I like my medieval romances, well, medieval. This seemingly obvious statement reflects the trouble I have with romances presumably set in the middle ages which do not reflect the realities of the era. I want my characters to act like medieval people; I want the story to reflect medieval circumstances; and, yes, I don't even mind if setting describes
medieval life as it was lived. You know, dirty rushes on the floors, dung piles in the bailey, and the like. Anne Avery's Bartered Bride meets all my criteria for a good medieval romance. That it also has one of my favorite plots – ye good olde marriage of convenience – is an added plus.

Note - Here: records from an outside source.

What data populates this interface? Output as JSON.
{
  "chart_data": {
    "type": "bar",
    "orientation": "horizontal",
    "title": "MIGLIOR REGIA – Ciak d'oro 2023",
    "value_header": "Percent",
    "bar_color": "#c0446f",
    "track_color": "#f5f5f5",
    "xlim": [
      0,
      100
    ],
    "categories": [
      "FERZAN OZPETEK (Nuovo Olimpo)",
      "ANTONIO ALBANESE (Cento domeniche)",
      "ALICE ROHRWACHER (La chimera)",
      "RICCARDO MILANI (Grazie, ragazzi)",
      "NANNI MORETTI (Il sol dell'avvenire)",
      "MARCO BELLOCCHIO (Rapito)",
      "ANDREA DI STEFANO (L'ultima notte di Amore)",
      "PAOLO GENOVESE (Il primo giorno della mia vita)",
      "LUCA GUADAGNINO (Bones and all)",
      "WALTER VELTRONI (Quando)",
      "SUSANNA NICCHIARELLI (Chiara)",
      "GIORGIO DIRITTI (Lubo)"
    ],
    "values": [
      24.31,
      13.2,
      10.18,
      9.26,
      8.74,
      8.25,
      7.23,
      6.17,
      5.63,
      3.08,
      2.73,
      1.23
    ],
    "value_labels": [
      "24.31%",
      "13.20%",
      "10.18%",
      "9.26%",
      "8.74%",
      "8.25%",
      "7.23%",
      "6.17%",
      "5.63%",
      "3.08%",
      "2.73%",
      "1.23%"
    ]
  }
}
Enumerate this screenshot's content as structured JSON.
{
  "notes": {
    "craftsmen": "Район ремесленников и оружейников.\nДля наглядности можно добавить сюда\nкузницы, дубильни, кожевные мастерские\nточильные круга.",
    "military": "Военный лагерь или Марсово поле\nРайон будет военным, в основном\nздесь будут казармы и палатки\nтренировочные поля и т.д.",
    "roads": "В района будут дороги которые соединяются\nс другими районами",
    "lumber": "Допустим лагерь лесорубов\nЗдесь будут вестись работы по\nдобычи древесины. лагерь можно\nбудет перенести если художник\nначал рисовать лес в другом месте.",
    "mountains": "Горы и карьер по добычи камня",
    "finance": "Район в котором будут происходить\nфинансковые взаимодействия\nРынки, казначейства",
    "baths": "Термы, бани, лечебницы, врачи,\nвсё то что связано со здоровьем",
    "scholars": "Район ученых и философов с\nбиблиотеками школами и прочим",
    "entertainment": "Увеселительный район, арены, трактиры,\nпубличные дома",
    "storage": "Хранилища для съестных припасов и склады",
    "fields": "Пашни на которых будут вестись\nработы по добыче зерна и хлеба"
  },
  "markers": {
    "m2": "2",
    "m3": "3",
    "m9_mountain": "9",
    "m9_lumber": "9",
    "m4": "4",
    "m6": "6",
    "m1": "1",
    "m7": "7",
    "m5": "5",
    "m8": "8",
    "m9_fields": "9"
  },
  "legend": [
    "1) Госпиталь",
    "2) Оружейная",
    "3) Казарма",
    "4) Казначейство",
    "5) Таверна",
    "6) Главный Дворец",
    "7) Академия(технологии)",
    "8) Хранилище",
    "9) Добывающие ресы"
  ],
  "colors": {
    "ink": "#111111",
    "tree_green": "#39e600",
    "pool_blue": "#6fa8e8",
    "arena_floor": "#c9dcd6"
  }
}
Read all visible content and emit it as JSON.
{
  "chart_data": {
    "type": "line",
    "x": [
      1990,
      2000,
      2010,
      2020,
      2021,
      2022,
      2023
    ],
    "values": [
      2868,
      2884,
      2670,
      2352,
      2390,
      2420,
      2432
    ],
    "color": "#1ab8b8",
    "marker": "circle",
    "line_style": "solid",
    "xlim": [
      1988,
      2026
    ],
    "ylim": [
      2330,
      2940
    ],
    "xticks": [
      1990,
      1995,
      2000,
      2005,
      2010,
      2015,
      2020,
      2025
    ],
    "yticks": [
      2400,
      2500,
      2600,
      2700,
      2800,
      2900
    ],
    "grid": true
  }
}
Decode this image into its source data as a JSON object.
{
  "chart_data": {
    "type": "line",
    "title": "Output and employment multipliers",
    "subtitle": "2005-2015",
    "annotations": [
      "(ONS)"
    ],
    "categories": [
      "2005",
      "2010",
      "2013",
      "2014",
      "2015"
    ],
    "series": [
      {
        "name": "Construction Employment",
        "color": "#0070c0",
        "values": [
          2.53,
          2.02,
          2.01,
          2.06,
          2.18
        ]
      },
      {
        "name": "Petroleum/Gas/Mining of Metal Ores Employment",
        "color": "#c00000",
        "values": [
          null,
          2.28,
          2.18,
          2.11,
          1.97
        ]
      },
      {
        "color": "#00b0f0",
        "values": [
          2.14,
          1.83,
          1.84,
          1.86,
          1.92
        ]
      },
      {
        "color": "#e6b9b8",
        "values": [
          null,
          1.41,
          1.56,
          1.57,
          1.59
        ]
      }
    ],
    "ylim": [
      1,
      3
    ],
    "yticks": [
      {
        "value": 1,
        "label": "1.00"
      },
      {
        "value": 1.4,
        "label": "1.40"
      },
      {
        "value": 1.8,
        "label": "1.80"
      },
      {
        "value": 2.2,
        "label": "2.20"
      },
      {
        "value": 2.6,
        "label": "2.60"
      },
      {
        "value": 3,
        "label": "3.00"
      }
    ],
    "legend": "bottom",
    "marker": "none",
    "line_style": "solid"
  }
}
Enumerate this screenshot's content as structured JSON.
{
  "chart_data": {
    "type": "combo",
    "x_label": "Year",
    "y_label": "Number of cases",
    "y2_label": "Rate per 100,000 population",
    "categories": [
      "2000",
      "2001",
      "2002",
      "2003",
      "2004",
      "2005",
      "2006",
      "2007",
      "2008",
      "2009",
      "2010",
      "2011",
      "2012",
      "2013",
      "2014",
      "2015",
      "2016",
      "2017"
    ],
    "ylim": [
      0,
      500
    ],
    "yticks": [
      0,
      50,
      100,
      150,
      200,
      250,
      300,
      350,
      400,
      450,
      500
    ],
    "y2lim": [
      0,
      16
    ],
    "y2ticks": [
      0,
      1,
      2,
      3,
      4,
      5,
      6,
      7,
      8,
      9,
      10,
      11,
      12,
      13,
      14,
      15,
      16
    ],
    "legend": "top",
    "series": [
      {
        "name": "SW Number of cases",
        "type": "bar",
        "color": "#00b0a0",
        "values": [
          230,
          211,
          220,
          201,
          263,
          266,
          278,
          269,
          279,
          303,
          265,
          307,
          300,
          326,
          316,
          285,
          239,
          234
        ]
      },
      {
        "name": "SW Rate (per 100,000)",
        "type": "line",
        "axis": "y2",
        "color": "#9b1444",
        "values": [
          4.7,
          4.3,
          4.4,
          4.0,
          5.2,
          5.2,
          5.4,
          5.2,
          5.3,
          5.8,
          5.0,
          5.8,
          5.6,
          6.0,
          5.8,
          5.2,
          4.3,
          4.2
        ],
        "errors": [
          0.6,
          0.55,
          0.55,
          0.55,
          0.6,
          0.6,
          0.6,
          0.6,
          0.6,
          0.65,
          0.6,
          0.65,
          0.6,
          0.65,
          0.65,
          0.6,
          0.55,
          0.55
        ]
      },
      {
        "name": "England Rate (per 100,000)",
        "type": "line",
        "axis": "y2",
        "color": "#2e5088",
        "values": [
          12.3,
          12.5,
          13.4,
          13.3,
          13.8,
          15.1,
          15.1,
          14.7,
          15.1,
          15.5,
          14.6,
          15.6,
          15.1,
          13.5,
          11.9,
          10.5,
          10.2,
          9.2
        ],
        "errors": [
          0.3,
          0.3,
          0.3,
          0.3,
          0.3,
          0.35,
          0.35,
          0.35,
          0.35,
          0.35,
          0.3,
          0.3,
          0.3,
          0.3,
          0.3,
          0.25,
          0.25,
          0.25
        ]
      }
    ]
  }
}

Lady Alyce Fitzwarren is the daughter of a baron, a man who can trace his position back to the Conqueror, a man who holds his lands directly from the king. He is also a rude and boorish man who has little interest in anything but fighting and who has fallen into debt because he takes no trouble with his lands. His unwillingness or inability to come up with the requisite dowry has left Alyce unmarried at nineteen, long after most of her contemporaries have become wives and mothers. As the story opens, this is about to change for Alyce's bridegroom is approaching Colmaine Castle.
Robert Wardell is not the man of Alyce's dreams, not her knight in shining armor. Indeed, he is not a knight at all. Instead, he is a very wealthy London merchant who is buying a noble bride for the immense sum of 100 silver pennies. (Do not be misled; this was an enormous amount of money in 1263.)
Robert's motives in seeking an alliance with the Fitzwarrens are not what you might think. He is not trying to take a step up socially. Rather, he wants to marry Alyce because her father is an important lord who has pledged himself to the rebel Simon de Montfort. Robert has chosen Alyce for political reasons. While most Londoners have allied themselves with de Montfort, Robert leads a group of merchants who have chosen to throw in their lot with Henry III, or more particularly, his son Lord Edward. But Robert believes that it will not hurt to have a foot in the rebel camp.
Robert approaches this marriage in a completely pragmatic fashion. As a young man, he had married his master's daughter whom he had loved to distraction. Unfortunately, the spoiled young woman had rejected the intimacies of marriage and, when Robert finally forced her to do her wifely duty, had died in childbed. His guilt over his first wife's
death continues to haunt him.
Understandably, Robert approaches his new young wife with some hesitation. He knows that she must feel she is marrying beneath her station and he fears a similar rejection. But Alyce is no timid, pallid blonde like Jocelyn. Rather, she is a passionate redhead. The marriage bed is the one place that the two find instant connection. It is in the other parts of their relationship that there are problems.
The love story between Robert and Alyce is pretty standard "marriage of convenience" fare, although Avery handles this well known plot in a masterly fashion. Neither had thought to fall in love with the other and neither knows quite what to make of their growing feelings. And there are the social differences that also come into play.
What sets Bartered Bride apart from many medieval romances is the excellent portrayal of England in the throes of civil conflict. Robert recognizes that Henry III's actions have often been detrimental to the country's well being, but he also understands that only the king and his rightful heir can provide the legitimacy necessary to maintain the state. So he makes his choice accordingly.
Likewise excellent is the picture Avery paints of the social anomalies of a hierarchical society. The merchants of London, disparaged by the nobility and disdained by Alyce's family, are heads and shoulders above the rude and crude barons who claim to be their betters.
Robert represents this rising class. He is intelligent, canny, brave and proud of his role in creating wealth. He is a natural leader and Alyce comes to value his difference from the men she has known. Alyce is his worthy mate, a woman of intelligence, ability and courage. Frankly, their estrangement, while perhaps necessary for the plot and not improbable, seems a bit forced at times.
Please do not be put off by the above description of Bartered Bride. Avery always keeps the romance in the foreground and the historical material enhances rather than distracts from the love story. Readers who enjoy realistic medieval romances, who remember with fondness the books of Roberta Gellis, who appreciate authors who create
an authentic background, should run and buy this book. Readers who want well-told love stories will likewise not be disappointed with Bartered Bride. This book is a fine medieval romance and I recommend it without reservation.